ABU DHABI // Hamda Al Azdi woke up at 6.30am on Sunday, full of first-day jitters.
But as soon as she was reunited with classmates at Abu Dhabi’s Hamdan bin Zayed School for morning assembly, the 11-year-old was giddy with hope for a promising new academic year.
“I’m excited about going back to school to learn,” said Hamda, who is in Grade 6.
She was one of about 375,000 public and private school pupils who returned to class in Abu Dhabi, Al Ain and the Western Region on Sunday.
For state schools, the new academic year will entail ongoing curriculum reforms in the emirate, said Dr Karima Al Mazroui, Abu Dhabi Education Council’s acting executive director for kindergarten to Grade 12.

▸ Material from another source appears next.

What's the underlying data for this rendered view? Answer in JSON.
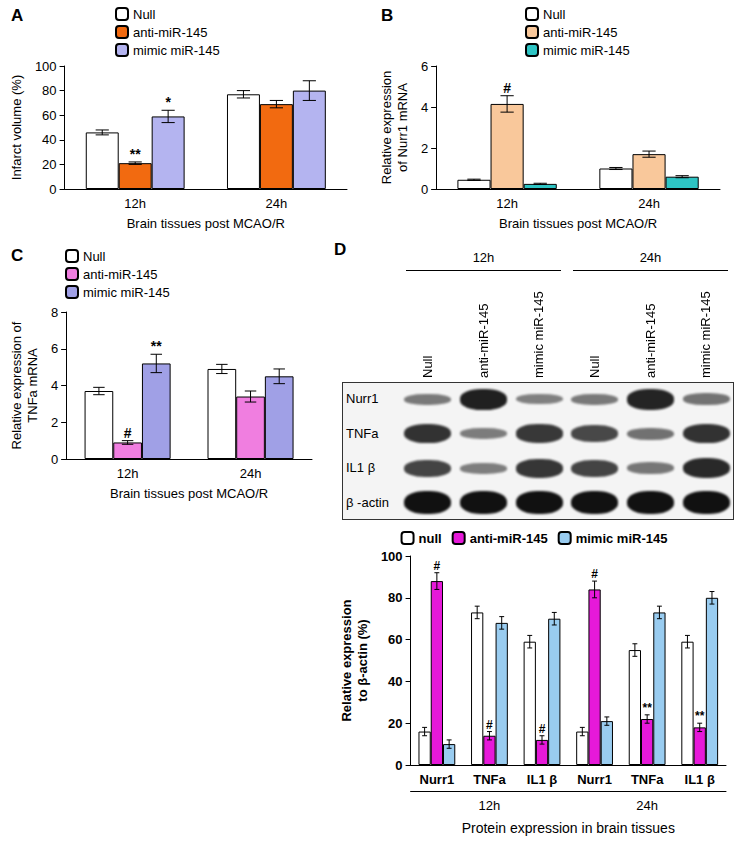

“We are starting the school year with the hashtag #myschoolmyhappiness, and it clearly reflects the ambitious plan that Adec is taking this year,” she said.
For starters, the Abu Dhabi School Model, formerly called the New School Model, is expected to reach the end of Cycle 2 this year, meaning all public school pupils from kindergarten to Grade 9 will be taught half of their subjects in English and half in Arabic.
High school reforms that Adec introduced last year by unifying the curriculums for pupils in Grades 10 and 11 emphasising more science, technology, engineering and maths will expand to Grade 12 this academic year.
More details about the high school reforms will be announced by Adec today.
The implementation of a moral education subject in public and private schools from kindergarten to Grade 12 following a directive last month from Sheikh Mohammed bin Zayed, Crown Prince of Abu Dhabi and Deputy Supreme Commander of the Armed Forces, was also under way.
A pilot phase of the subject was expected to be introduced in January before it is fully implemented by September next year.
“We are very happy and we think families and school staff will be very much supportive of moral education as it’s very much needed,” said Dr Al Mazroui.
Music, art and sports education will be aligned with national goals.
“With the new changes in the country, the new museums with emphasis on arts and music, education should align,” said Dr Al Mazroui.
Adec has been training teachers for new strategies and curricula.
The feedback from the staff has been positive, Dr Al Mazroui said but, as with all education reforms, more training was needed.
“The main element is teacher training – to get the teachers to believe in the changes and the importance of those changes,” she said.
Parental support will also be key in ensuring the success of Abu Dhabi emirate’s academic reforms, she said.
Fatima Al Bastaki, principal of Hamdan bin Zayed School, which welcomed a delegation of Adec officials for its opening day, said she hoped the enthusiasm and happiness expressed by pupils and staff on the first day of school would resonate through the year.
“This is our dream to continue the year with the same passion and love of learning to ensure that happiness is existing all over the school community and extended to their home lives,” she said.